Reputation: 217
Seeming as i didn't ask this very well the first time. Heres another go.
I'm trying to follow this tutorial here: http://railscasts.com/episodes/190-screen-scraping-with-nokogiri
I'm currently also trying to scrape the price from this website link here: http://www.ticketmaster.co.uk/derren-brown-miracle-glasgow-04-07-2016/event/370050789149169E?artistid=1408737&majorcatid=10002&minorcatid=53&tpab=-1
What i'm wanting to achieve is to have all three of these ticket (name and price hopefully as much information about the tickets/prices as possible) and use them in my web application.
I can't show you the result, Its stupidly big in size, But i can tell you that i don't hit the second byebug, Heres my code.
url = "http://www.ticketmaster.co.uk/derren-brown-miracle-glasgow-04-07-2016/event/370050789149169E?artistid=1408737&majorcatid=10002&minorcatid=53&tpab=-1"
doc = Nokogiri::HTML(open(url))
byebug
doc.css(".item").each do |item|
title = item.at_css(".fru").text
byebug
end
Unfortunately to help you'll ideally have to try this yourself to see the horrible page size! haha!
Edit, Ok baring in mind my screen is 27 inches, The text FILLS the screen
Heres an image of what i got in from the first image.
Further to this i believe that this image here is all i need? its just getting it out.
Thanks Sam
Upvotes: 1
Views: 66
Reputation: 577
The main issue here is that the price is written inside javascript and not html itslef.
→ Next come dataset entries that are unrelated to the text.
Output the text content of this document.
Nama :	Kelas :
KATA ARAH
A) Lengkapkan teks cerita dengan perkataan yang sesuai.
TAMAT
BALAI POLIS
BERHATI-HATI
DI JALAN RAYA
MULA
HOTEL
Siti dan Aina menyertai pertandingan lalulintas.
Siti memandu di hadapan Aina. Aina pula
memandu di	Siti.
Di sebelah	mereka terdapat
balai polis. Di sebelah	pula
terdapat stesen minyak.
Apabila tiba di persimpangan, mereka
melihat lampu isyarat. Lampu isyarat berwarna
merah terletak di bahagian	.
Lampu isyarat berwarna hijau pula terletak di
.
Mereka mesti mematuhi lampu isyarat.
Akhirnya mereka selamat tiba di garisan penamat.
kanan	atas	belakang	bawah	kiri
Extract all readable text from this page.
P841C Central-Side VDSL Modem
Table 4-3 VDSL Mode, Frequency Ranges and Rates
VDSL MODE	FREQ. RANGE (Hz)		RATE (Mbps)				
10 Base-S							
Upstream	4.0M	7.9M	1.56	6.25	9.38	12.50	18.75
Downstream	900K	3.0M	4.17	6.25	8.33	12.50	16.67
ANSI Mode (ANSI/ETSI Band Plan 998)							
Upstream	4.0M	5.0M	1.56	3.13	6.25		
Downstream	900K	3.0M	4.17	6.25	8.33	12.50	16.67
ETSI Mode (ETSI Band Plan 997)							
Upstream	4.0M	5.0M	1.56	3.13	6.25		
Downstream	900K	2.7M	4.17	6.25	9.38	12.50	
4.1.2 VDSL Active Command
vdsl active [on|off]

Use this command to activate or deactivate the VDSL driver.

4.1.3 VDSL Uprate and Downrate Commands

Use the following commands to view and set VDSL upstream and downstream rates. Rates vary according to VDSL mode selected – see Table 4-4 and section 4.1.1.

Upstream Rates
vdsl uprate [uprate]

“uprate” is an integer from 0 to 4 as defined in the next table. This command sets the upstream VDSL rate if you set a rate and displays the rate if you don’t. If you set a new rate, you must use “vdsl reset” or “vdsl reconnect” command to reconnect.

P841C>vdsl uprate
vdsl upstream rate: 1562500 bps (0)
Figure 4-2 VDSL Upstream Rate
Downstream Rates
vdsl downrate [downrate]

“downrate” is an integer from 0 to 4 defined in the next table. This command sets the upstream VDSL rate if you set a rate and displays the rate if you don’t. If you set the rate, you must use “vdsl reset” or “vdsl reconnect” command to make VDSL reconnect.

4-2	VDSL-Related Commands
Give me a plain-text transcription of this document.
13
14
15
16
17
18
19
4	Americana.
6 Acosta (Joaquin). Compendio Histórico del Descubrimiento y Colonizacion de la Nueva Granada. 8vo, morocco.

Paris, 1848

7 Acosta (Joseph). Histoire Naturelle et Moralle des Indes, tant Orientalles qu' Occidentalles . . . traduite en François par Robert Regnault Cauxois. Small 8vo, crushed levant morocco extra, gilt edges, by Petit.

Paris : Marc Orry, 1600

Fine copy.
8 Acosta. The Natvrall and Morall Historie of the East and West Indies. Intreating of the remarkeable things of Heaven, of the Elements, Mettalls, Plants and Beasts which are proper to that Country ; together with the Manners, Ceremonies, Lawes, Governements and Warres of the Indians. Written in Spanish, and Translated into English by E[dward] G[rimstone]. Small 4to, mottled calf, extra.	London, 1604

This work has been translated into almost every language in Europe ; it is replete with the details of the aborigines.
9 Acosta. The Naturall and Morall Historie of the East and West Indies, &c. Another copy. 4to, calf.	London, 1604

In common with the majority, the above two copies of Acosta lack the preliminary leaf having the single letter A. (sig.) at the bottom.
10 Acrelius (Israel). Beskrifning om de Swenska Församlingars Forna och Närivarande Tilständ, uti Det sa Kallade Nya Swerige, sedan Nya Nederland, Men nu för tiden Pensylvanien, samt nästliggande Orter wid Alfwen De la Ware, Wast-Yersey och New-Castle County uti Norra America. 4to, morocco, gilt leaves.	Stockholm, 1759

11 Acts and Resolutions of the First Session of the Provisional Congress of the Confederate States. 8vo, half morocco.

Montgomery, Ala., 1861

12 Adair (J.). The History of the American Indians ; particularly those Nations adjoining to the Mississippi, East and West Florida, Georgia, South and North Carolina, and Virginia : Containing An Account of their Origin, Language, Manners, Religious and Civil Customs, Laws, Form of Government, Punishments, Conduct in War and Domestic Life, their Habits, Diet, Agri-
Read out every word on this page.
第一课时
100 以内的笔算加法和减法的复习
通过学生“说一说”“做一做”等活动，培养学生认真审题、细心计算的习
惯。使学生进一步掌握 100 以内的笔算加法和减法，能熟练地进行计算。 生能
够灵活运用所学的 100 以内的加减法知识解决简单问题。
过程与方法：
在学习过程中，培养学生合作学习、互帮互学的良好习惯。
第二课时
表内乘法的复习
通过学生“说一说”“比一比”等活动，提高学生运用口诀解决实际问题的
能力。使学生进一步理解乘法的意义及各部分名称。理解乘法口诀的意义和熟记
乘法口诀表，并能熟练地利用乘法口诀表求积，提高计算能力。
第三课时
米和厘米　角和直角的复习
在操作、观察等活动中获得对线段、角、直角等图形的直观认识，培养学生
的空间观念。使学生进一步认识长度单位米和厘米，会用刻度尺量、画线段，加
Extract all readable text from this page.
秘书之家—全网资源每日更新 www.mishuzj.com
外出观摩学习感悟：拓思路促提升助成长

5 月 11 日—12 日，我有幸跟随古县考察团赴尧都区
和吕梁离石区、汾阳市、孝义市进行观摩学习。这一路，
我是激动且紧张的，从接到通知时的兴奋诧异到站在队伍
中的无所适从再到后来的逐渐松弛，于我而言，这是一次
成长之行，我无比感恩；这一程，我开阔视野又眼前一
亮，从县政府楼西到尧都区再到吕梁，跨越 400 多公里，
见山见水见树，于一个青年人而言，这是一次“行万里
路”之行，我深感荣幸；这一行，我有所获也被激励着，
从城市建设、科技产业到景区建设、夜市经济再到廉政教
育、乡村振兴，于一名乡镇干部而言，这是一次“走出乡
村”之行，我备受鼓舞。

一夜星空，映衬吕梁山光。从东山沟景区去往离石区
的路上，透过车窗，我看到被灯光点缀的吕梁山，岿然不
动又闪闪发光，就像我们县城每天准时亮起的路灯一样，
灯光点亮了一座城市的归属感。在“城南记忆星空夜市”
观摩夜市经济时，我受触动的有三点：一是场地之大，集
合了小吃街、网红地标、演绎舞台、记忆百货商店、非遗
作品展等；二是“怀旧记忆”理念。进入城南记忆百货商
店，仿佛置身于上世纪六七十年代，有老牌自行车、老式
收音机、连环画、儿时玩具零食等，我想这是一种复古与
Nokogiri only parse XML and HTML, therefore you need help of awesome REGEX. Before you read the full code, here a few tips to undestand it.
First I search for all tags named <script>
by using this code:
doc.xpath("//script[@type='text/javascript']/text()").each
It returns more than 100 objects, so I needed to find in which of them I can find the name and the price. Therefore I found out that specific javascript I needed to read had some unique text in it, so I looped through all >100 objects and tested if it contains that unique string. Here are the images for you to understand:
And when I found those peaces, I just used REGEX to extract the price and name. Here is the working code. Just copy paste and run it.
require 'rubygems'
require 'nokogiri'
require 'open-uri'
def get_name_and_price
ticketmaster_url = "http://www.ticketmaster.co.uk/derren-brown-miracle-glasgow-04-07-2016/event/370050789149169E?artistid=1408737&majorcatid=10002&minorcatid=53&tpab=-1"
doc = Nokogiri::HTML(open( ticketmaster_url ))
event_name = nil
ticket_price = nil
doc.xpath("//script[@type='text/javascript']/text()").each do |text|
if text.content =~ /TM\.Tracking\.satellite/
event_name = text.content[/"eventName":".*?"/].gsub!('"eventName":', '').gsub!('"', '')
elsif text.content =~ /more_options_on_polling/
ticket_price = text.content[/"total_price":"\d+\.\d+"/].gsub!('"total_price":', '').gsub!('"', '').to_f
end
end
puts "Event name: " + event_name
puts "Ticket price: " + ticket_price.to_s
end
get_name_and_price
Upvotes: 1